74th United States Congress

74th United States Congress

The Seventy-fourth United States Congress was a meeting of the legislative branch of the United States federal government, composed of the United States Senate and the United States House of Representatives. It met in Washington, DC from January 3, 1935 to January 3, 1937, during the third and fourth years of Franklin Roosevelt's presidency. The apportionment of seats in the House of Representatives was based on the Fifteenth Census of the United States in 1930. Both chambers had a Democratic majority.

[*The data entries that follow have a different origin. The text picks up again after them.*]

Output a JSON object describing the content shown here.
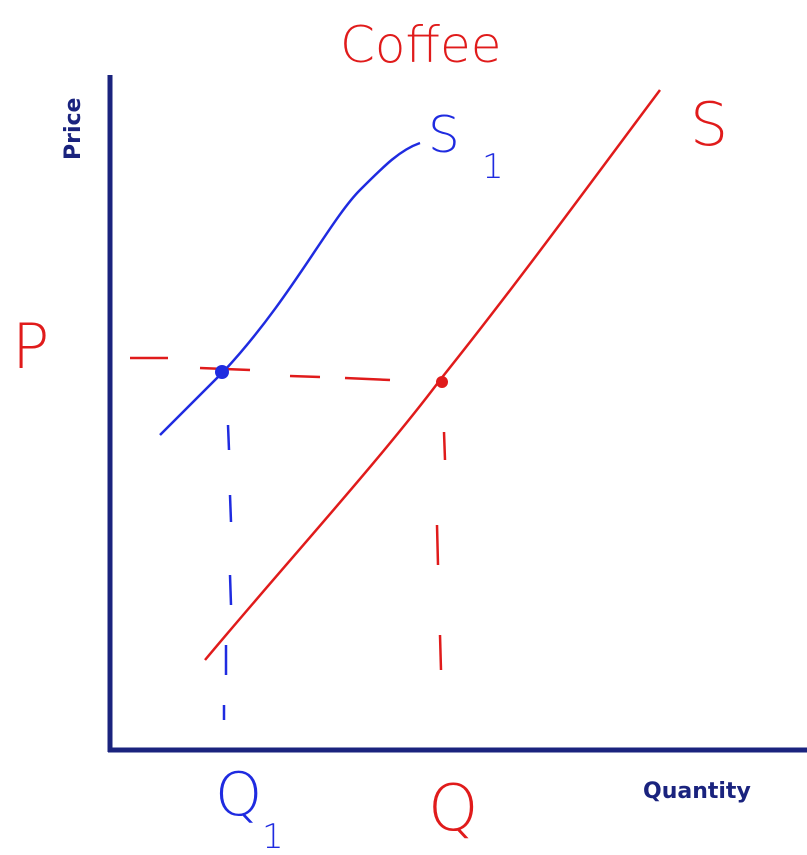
{
  "title": "Coffee",
  "axes": {
    "y": "Price",
    "x": "Quantity"
  },
  "labels": {
    "supply_original": "S",
    "supply_new": {
      "letter": "S",
      "subscript": "1"
    },
    "price": "P",
    "quantity_original": "Q",
    "quantity_new": {
      "letter": "Q",
      "subscript": "1"
    }
  }
}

Read more about 74th United States Congress:  Major Events, Major Legislation, Changes of Membership

Famous quotes containing the words united, states and/or congress:

    The men the American people admire most extravagantly are the most daring liars; the men they detest most violently are those who try to tell them the truth. A Galileo could no more be elected President of the United States than he could be elected Pope of Rome. Both posts are reserved for men favored by God with an extraordinary genius for swathing the bitter facts of life in bandages of soft illusion.
    —H.L. (Henry Lewis)

    An ... important antidote to American democracy is American gerontocracy. The positions of eminence and authority in Congress are allotted in accordance with length of service, regardless of quality. Superficial observers have long criticized the United States for making a fetish of youth. This is unfair. Uniquely among modern organs of public and private administration, its national legislature rewards senility.
    John Kenneth Galbraith (b. 1908)

    Any officer fit for duty who at this crisis would abandon his post to electioneer for a seat in Congress ought to be scalped.